Since a third of imprisonments are said to be either directly or indirectly related to Britain’s drug laws, it is hard to see if in prison terms these laws are a force for good or evil. Clearly the institution of “drug-free wings” in some prisons, where prisoners can recover from drug use, may be the least bad substitute for much-needed addiction centres in the community. But despite the drug-free wing at Hindley prison in Lancashire, more than 52% of prisoners tested positive for drug use on a recent inspection, due to a “near tsunami of drugs”. Whatever prisons are doing, they are not stemming drug use.

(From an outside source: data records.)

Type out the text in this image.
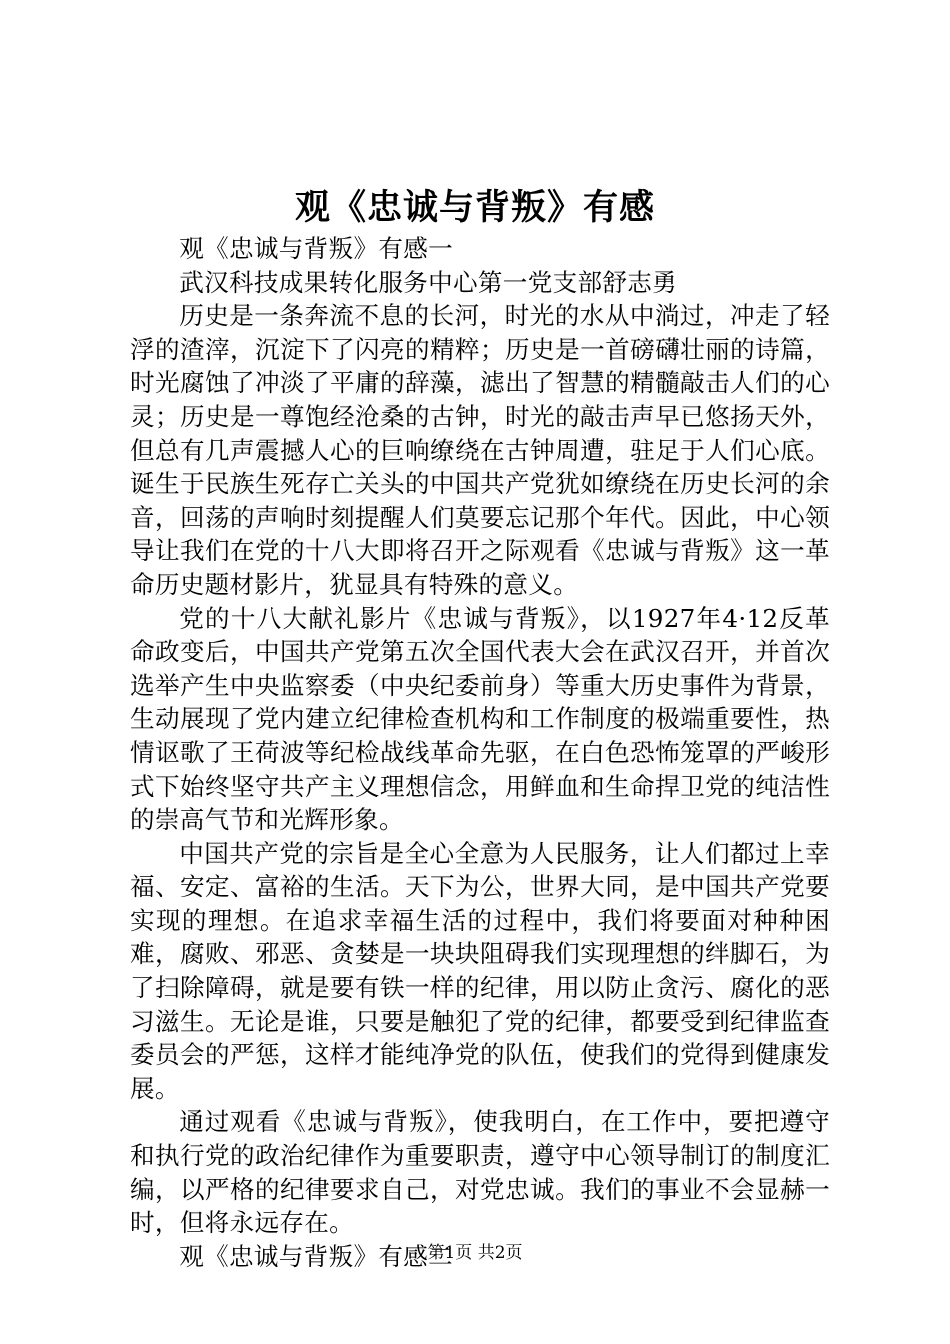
观《忠诚与背叛》有感

观《忠诚与背叛》有感一

武汉科技成果转化服务中心第一党支部舒志勇

历史是一条奔流不息的长河，时光的水从中淌过，冲走了轻浮的渣滓，沉淀下了闪亮的精粹；历史是一首磅礴壮丽的诗篇，时光腐蚀了冲淡了平庸的辞藻，滤出了智慧的精髓敲击人们的心灵；历史是一尊饱经沧桑的古钟，时光的敲击声早已悠扬天外，但总有几声震撼人心的巨响缭绕在古钟周遭，驻足于人们心底。诞生于民族生死存亡关头的中国共产党犹如缭绕在历史长河的余音，回荡的声响时刻提醒人们莫要忘记那个年代。因此，中心领导让我们在党的十八大即将召开之际观看《忠诚与背叛》这一革命历史题材影片，犹显具有特殊的意义。

党的十八大献礼影片《忠诚与背叛》，以1927年4·12反革命政变后，中国共产党第五次全国代表大会在武汉召开，并首次选举产生中央监察委（中央纪委前身）等重大历史事件为背景，生动展现了党内建立纪律检查机构和工作制度的极端重要性，热情讴歌了王荷波等纪检战线革命先驱，在白色恐怖笼罩的严峻形式下始终坚守共产主义理想信念，用鲜血和生命捍卫党的纯洁性的崇高气节和光辉形象。

中国共产党的宗旨是全心全意为人民服务，让人们都过上幸福、安定、富裕的生活。天下为公，世界大同，是中国共产党要实现的理想。在追求幸福生活的过程中，我们将要面对种种困难，腐败、邪恶、贪婪是一块块阻碍我们实现理想的绊脚石，为了扫除障碍，就是要有铁一样的纪律，用以防止贪污、腐化的恶习滋生。无论是谁，只要是触犯了党的纪律，都要受到纪律监查委员会的严惩，这样才能纯净党的队伍，使我们的党得到健康发展。

通过观看《忠诚与背叛》，使我明白，在工作中，要把遵守和执行党的政治纪律作为重要职责，遵守中心领导制订的制度汇编，以严格的纪律要求自己，对党忠诚。我们的事业不会显赫一时，但将永远存在。

观《忠诚与背叛》有感二

第1页 共2页
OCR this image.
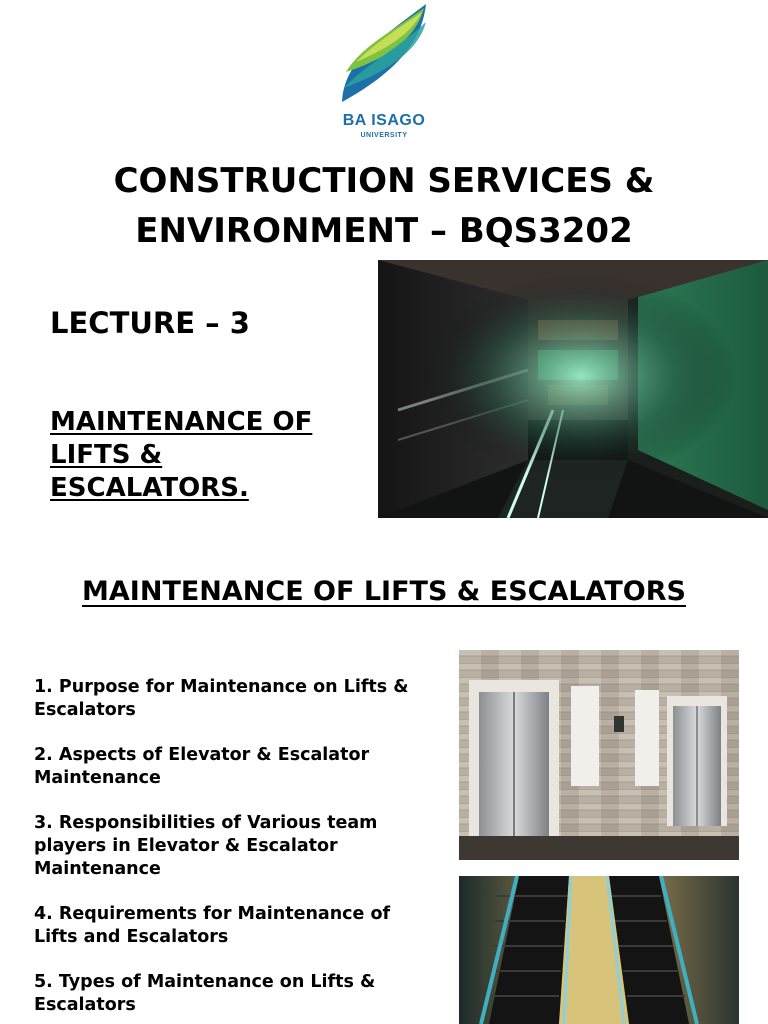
BA ISAGO
UNIVERSITY
CONSTRUCTION SERVICES &
ENVIRONMENT – BQS3202
LECTURE – 3
MAINTENANCE OF
LIFTS &
ESCALATORS.
MAINTENANCE OF LIFTS & ESCALATORS
1. Purpose for Maintenance on Lifts & Escalators
2. Aspects of Elevator & Escalator Maintenance
3. Responsibilities of Various team players in Elevator & Escalator Maintenance
4. Requirements for Maintenance of Lifts and Escalators
5. Types of Maintenance on Lifts & Escalators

To those who have followed prisons over the years, the most depressing thing is that, while all agree that penal policy is outdated, reform of any sort seems impossible. When the one-time junior minister Rory Stewart spent a brief few months trying to change prison conditions, he felt a great wall of opposition descend: bureaucracy, the Daily Mail, Tory backbenchers. When Tony Blair peddled his glib cliche, “tough on crime, tough on the causes of crime”, no one noticed the omission. He never mentioned the cure.

Britain’s prisons fall squarely into that unproductive no man’s land of political debate, where whatever one side proposes the other must fiercely oppose. Issues where ideally all sides should agree – once put into the hands of royal commissions – are simply stalled. Whether on parliamentary reform, local taxation or today’s definition of extremism, parties seem able to agree on nothing. Such kneejerk partisanship is no longer a check on the executive. It is the enemy of progress.